Еще одно интересное наблюдение: одежда старика – за исключением каски, разумеется, – казалась изумительно чистой. Всем нам, пропыленным, не имеющим воды даже для питья, я уж не говорю о полноценной помывке, о подобной чистоте не приходилось и мечтать. В складках чьей-то шинели, служившей мне одеялом, под мышками и в паху копошились вши, а сам я настолько исстрадался от боли и слабости, что перестал обращать внимания на их укусы. Меня по-прежнему порой пробивал озноб, но иногда становилось так жарко, что хоть беги наружу и окунайся в лужу, и пусть немец убивает насмерть, берет в плен или как угодно. Завидуя стариковской чистоте, я приподнялся, намереваясь сбросить с себя одеяло – грязь к грязи, да и вшей на мне станет поменьше. Простое, казалось бы, движение, но где добыть для него сил? Лоб мигом увлажнился, и холодные капельки потекли по вискам к подбородку. Дрожащей рукой я ухватился за одеяло. Я осязал, я видел, как в плотной шерстяной ткани марширует насекомая пехота. Отбросить одеяло в сторону не удавалось. Приподняв его, я несколько безумно долгих минут рассматривал свое ставшее слишком коротким тело. Пораженный, я обвалился назад, на жесткий валик из шинели, который подложила мне под голову Галюся. Поначалу я не мог поверить случившемуся. Что тут поделать: плакать взахлеб, петь псалмы или комсомольские песни? Как командир, я обязан что-то предпринять, но стариковское бормотание баюкало меня, заставляя оставаться на месте. Да и силенок маловато.
Бессилен.
Зависим.
Болен.
Но пока не мертв…
Я прикрыл глаза и спросил:
– Что ты там бормочешь, старик?
– Ась? Чего ты спросил, человек? Повтори. Недослышу. Чай, слово заветное вспомнил?

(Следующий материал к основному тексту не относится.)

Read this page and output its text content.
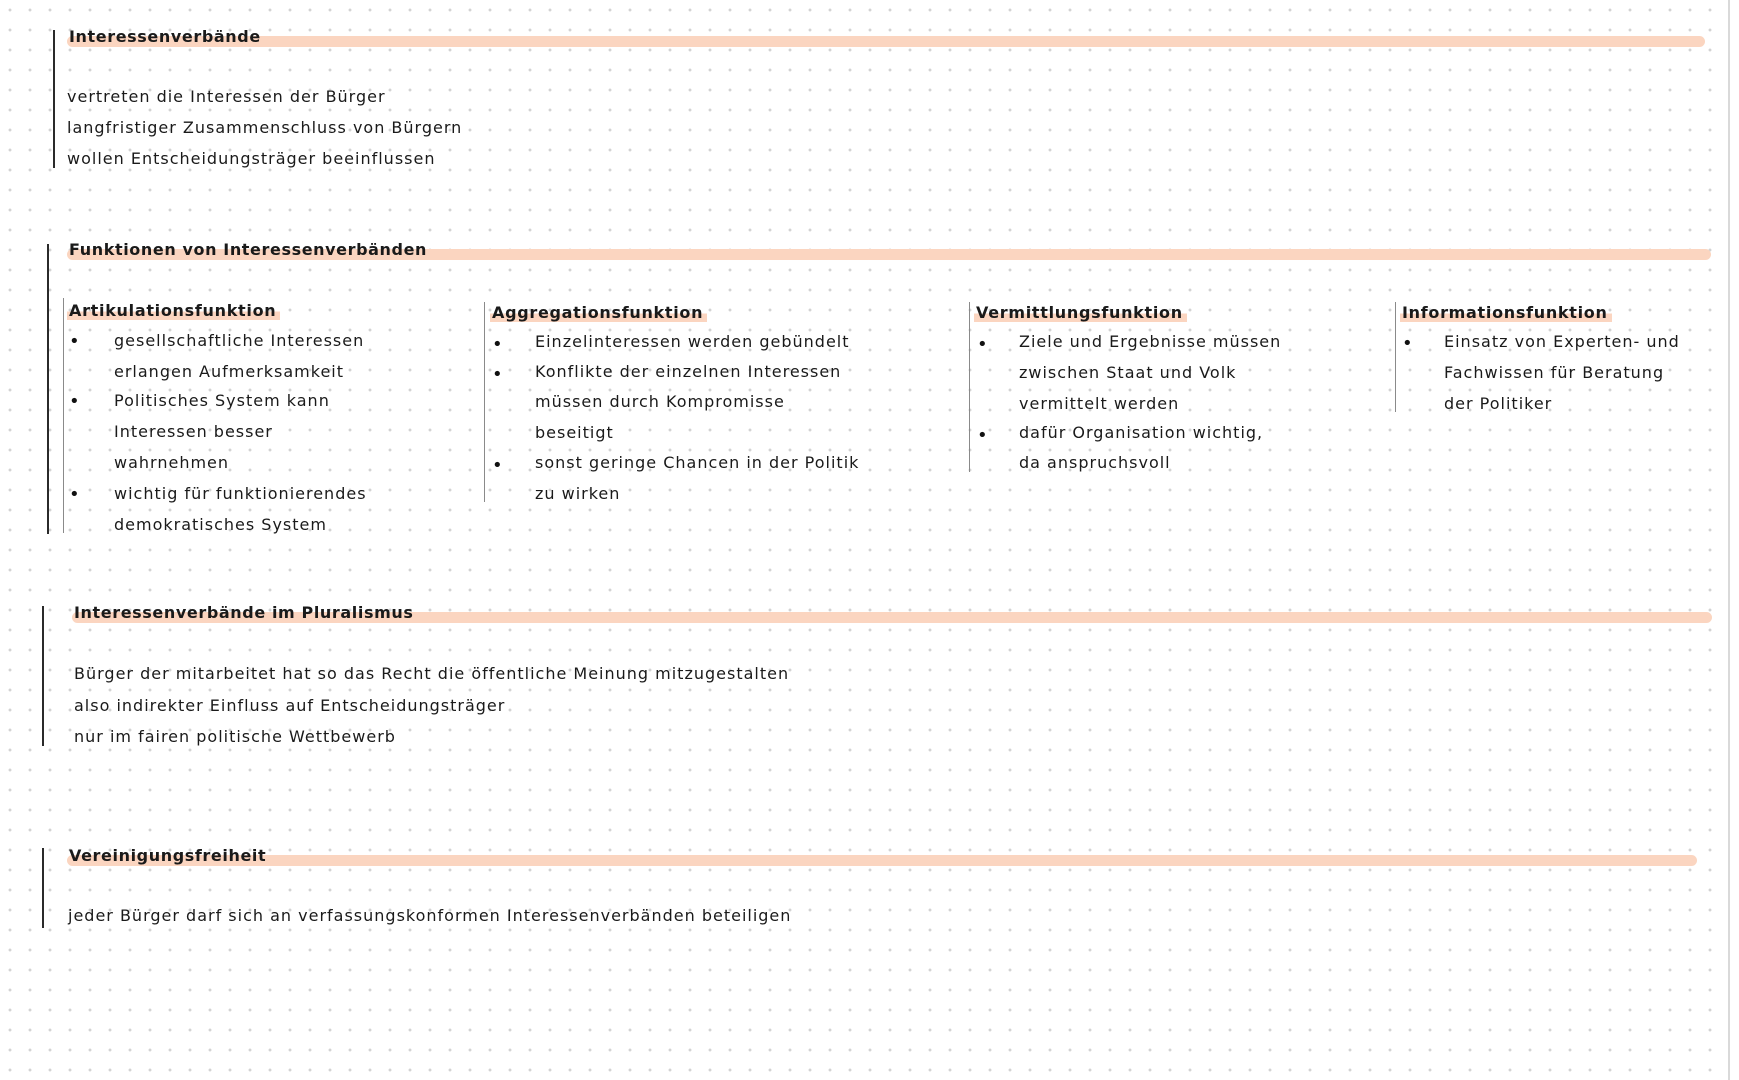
Interessenverbände
vertreten die Interessen der Bürger
langfristiger Zusammenschluss von Bürgern
wollen Entscheidungsträger beeinflussen
Funktionen von Interessenverbänden
Artikulationsfunktion
• gesellschaftliche Interessen
erlangen Aufmerksamkeit
• Politisches System kann
Interessen besser
wahrnehmen
• wichtig für funktionierendes
demokratisches System
Aggregationsfunktion
• Einzelinteressen werden gebündelt
• Konflikte der einzelnen Interessen
müssen durch Kompromisse
beseitigt
• sonst geringe Chancen in der Politik
zu wirken
Vermittlungsfunktion
• Ziele und Ergebnisse müssen
zwischen Staat und Volk
vermittelt werden
• dafür Organisation wichtig,
da anspruchsvoll
Informationsfunktion
• Einsatz von Experten- und
Fachwissen für Beratung
der Politiker
Interessenverbände im Pluralismus
Bürger der mitarbeitet hat so das Recht die öffentliche Meinung mitzugestalten
also indirekter Einfluss auf Entscheidungsträger
nur im fairen politische Wettbewerb
Vereinigungsfreiheit
jeder Bürger darf sich an verfassungskonformen Interessenverbänden beteiligen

Старик говорил густым, раскатистым, оперным басом. Как-то, был случай, затащила меня Катя в полтавский театр. Если стихи положить на музыку, получится песня. А песня, как известно, жить помогает и курсанту, и командиру, и рядовому. Под звуки патефона хорошо кружиться по паркету клуба. Однако опера – совсем другое дело. Под увертюру не помаршируешь, не спляшешь. Стараясь не уронить себя в глазах невесты, я делал вид, что хаос звуков и странное выпевание нерифмованных фраз понравились мне. Убранство театра, мебель, коньяк и закуски в буфете, уборные комнаты – все было приемлемо. Но пение… К тому же в следующую увольнительную, катаясь на лодке в городском парке, я заметил одного из оперных артистов. Тот в омерзительно пьяном виде выводил на бережку какие-то буржуазно-паскудные куплеты тем же густым басом. От издаваемых им звуков по воде шла рябь…

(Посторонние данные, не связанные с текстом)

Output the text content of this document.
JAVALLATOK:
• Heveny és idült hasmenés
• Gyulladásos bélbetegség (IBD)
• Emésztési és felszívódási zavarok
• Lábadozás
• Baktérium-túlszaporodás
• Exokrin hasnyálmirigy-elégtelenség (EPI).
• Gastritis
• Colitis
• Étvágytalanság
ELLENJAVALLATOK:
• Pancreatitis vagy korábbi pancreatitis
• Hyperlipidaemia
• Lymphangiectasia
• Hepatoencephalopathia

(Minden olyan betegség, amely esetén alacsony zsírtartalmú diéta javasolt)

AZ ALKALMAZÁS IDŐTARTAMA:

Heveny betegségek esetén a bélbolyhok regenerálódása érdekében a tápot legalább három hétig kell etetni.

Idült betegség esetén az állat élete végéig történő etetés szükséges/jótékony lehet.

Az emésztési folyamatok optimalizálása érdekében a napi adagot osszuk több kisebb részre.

Старик продолжал говорить. Время от времени он возвышал голос, выпевая слова. Тогда чашка с миской на ящике у моего изголовья дружно звякали. Я слушал. Лишь через несколько долгих минут я решился заговорить с ним:
– Не могу разобрать слова. Ты заговариваешь мои раны? Так? Помню, в Оржице по соседству с домом отца жила одна старуха из старорежимных. Ее хотели раскулачить, но отец и за нее заступился. Он за многих заступался – у него получалось. А мать противилась. Она у нас кристальный человек твердых убеждений. А отец… Ну, он способен на компромиссы… Еще у меня есть сестра. Мы погодки. Она замуж рано вышла. Десятилетку закончила и сразу… дети пошли… один, второй, третий… А я сначала был комсомольцем, а потом стал коммунистом и командиром…
– А нынче? Теперь?
Посуда звякнула.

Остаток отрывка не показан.